[OBE] Certificate Expiration - Alternatives to Starting Over?

[seamus]

My CA (cert. authority), OpenVPN cert and my user cert have all recently expired. As a consequence it seems, I can no longer connect to my OpenVPN server (a very bad thing). I am back in the office here for a few days, and hope to get everything repaired quickly.

I have read https://forum.opnsense.org/index.php?topic=5592.0 in this forum that the solution for this is to create a new CA and certs. However, it seems (based on this Q&A: https://serverfault.com/questions/306345/certification-authority-root-certificate-expiry-and-renewal) that it is possible to renew a root CA, such that existing certs will become valid again.
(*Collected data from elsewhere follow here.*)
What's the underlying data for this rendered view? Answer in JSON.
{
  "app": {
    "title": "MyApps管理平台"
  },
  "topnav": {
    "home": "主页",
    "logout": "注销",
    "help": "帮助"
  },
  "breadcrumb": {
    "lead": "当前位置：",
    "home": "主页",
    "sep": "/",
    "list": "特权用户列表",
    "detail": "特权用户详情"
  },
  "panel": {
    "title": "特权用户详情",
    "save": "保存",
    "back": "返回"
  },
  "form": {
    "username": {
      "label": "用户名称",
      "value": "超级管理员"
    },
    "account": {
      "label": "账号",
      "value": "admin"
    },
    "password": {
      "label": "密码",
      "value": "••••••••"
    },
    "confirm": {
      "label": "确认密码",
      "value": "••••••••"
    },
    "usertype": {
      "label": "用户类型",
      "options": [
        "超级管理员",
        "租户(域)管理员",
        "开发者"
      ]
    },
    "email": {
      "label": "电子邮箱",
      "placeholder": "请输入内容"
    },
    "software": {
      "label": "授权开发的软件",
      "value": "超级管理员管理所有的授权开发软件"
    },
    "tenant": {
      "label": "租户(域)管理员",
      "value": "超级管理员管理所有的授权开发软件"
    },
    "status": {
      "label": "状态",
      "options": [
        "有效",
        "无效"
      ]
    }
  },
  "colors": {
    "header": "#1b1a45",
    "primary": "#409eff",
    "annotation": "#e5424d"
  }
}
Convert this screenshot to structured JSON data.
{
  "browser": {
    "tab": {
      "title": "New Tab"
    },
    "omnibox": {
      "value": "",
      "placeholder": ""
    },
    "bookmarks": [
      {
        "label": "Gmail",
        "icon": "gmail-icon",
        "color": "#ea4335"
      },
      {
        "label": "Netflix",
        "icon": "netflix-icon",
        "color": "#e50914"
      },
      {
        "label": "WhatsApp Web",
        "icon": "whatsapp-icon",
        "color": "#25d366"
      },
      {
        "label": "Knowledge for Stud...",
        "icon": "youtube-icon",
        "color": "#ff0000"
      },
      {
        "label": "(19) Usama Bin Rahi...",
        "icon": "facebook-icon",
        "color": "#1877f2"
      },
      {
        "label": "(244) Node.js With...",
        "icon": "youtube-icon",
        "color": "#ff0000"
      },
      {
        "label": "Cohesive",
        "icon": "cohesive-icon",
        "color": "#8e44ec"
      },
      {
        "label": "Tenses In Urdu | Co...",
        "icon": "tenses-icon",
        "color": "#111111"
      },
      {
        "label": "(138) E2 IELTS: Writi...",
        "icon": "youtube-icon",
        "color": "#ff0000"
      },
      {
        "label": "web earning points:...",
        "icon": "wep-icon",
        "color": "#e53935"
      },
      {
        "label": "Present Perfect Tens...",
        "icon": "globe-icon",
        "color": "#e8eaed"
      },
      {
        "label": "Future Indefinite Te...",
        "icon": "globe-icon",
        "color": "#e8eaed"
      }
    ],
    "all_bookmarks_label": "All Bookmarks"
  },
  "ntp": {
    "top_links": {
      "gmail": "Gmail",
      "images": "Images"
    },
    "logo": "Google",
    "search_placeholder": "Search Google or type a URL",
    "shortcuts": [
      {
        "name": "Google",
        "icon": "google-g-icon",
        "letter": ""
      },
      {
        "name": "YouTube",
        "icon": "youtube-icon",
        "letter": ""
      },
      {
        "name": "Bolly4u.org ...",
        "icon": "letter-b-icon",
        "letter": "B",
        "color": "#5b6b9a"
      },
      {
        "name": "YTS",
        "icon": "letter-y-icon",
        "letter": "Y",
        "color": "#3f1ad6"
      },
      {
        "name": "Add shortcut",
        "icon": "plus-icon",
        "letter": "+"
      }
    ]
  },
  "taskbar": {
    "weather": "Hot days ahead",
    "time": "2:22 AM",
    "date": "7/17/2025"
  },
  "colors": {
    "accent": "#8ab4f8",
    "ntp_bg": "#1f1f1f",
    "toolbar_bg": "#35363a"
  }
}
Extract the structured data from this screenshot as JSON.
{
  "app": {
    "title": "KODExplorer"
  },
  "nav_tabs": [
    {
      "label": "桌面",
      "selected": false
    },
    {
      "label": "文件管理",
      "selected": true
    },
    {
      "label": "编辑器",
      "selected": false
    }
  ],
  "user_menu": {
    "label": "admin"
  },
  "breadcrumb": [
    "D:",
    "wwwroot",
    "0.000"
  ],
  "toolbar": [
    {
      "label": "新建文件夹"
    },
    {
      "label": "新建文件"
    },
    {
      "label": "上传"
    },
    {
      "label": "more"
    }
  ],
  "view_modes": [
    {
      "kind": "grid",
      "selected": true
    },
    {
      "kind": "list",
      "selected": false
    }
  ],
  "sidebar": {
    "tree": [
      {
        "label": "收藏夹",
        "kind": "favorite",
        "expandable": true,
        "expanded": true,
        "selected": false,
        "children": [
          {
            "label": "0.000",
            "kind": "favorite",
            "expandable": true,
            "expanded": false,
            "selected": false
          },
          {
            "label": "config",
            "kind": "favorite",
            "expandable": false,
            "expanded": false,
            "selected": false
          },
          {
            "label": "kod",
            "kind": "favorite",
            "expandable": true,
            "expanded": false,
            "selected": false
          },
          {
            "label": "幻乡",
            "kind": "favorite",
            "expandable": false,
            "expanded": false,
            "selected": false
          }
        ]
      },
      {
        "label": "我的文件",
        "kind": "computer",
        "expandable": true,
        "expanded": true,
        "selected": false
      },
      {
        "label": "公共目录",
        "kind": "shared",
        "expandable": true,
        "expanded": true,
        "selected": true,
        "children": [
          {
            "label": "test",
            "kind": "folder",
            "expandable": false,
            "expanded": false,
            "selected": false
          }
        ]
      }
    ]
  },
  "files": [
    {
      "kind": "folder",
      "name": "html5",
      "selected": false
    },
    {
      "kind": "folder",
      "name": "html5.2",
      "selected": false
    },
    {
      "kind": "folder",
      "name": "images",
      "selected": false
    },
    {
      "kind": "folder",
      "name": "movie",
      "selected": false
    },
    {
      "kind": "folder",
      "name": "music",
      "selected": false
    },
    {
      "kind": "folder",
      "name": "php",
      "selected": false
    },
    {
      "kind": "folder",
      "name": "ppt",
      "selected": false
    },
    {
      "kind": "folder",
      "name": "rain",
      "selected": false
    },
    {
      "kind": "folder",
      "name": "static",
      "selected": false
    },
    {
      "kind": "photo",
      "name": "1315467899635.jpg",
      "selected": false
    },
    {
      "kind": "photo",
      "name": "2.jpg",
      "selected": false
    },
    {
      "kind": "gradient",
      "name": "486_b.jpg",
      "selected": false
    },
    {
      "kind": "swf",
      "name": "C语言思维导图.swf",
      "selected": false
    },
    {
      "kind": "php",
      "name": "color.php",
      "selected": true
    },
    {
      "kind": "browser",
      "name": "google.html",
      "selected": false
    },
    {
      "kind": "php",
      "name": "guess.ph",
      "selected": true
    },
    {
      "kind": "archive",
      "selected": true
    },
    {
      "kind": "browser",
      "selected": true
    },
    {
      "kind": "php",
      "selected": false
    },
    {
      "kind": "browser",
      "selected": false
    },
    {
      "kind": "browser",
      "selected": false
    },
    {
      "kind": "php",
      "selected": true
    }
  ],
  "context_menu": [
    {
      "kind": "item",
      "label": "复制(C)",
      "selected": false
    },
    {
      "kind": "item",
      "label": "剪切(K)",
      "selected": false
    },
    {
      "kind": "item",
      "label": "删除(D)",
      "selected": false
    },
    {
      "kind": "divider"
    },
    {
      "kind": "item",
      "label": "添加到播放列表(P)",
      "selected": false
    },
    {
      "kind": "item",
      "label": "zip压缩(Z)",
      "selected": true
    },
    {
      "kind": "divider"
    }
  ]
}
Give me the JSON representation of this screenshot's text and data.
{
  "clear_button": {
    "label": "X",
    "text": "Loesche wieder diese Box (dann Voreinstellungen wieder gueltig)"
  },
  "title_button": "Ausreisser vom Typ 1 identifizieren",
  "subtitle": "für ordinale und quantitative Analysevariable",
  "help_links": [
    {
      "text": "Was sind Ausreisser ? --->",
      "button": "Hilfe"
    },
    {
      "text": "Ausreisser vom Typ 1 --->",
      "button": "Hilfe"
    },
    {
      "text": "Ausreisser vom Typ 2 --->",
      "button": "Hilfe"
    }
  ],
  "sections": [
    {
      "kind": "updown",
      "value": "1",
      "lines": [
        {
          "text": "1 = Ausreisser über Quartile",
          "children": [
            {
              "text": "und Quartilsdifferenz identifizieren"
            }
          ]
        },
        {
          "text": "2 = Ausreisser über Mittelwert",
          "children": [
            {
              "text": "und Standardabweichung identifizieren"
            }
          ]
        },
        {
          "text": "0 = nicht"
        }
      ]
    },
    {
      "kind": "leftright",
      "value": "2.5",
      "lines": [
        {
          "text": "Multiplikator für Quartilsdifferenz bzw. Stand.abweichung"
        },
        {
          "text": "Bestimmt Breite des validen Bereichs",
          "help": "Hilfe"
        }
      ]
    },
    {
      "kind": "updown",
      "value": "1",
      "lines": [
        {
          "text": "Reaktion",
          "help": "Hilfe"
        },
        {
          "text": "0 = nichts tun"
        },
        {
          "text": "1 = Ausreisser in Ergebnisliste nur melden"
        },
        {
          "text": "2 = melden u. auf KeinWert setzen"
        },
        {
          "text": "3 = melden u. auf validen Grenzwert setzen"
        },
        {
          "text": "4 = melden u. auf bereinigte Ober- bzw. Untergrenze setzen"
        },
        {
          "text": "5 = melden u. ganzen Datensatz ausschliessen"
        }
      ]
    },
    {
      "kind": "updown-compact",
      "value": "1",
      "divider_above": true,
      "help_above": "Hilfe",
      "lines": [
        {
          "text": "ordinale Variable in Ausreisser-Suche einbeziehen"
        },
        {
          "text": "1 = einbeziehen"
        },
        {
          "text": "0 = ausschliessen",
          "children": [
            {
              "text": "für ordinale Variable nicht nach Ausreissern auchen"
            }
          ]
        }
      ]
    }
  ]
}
Can anyone comment on this? Is it possible to "renew" without starting over?

[seamus]

Just to follow up & hopefully avoid wasting anyone's time: I never found the "shortcut" I was hoping to find. Instead, I just created a new CA, generated new certs for server and user, and edited the OpenVPN server config to use them. It seems to be working now, so I'm moving on.

Just as an afterthought, I would like to say that I feel OPNsense, as good as it is, would benefit from a notification or message in the "lobby" to the effect that a cert has expired.

[newsense]

That was the right approach.

Arguably depending on needs, a better option would have been to create a 10 year 4096 key RootCA with one or more IntermediateCAs either with a 3072 or 2048 key size and issue certs signed by the subCAs. For a simple setup however it is way overkill.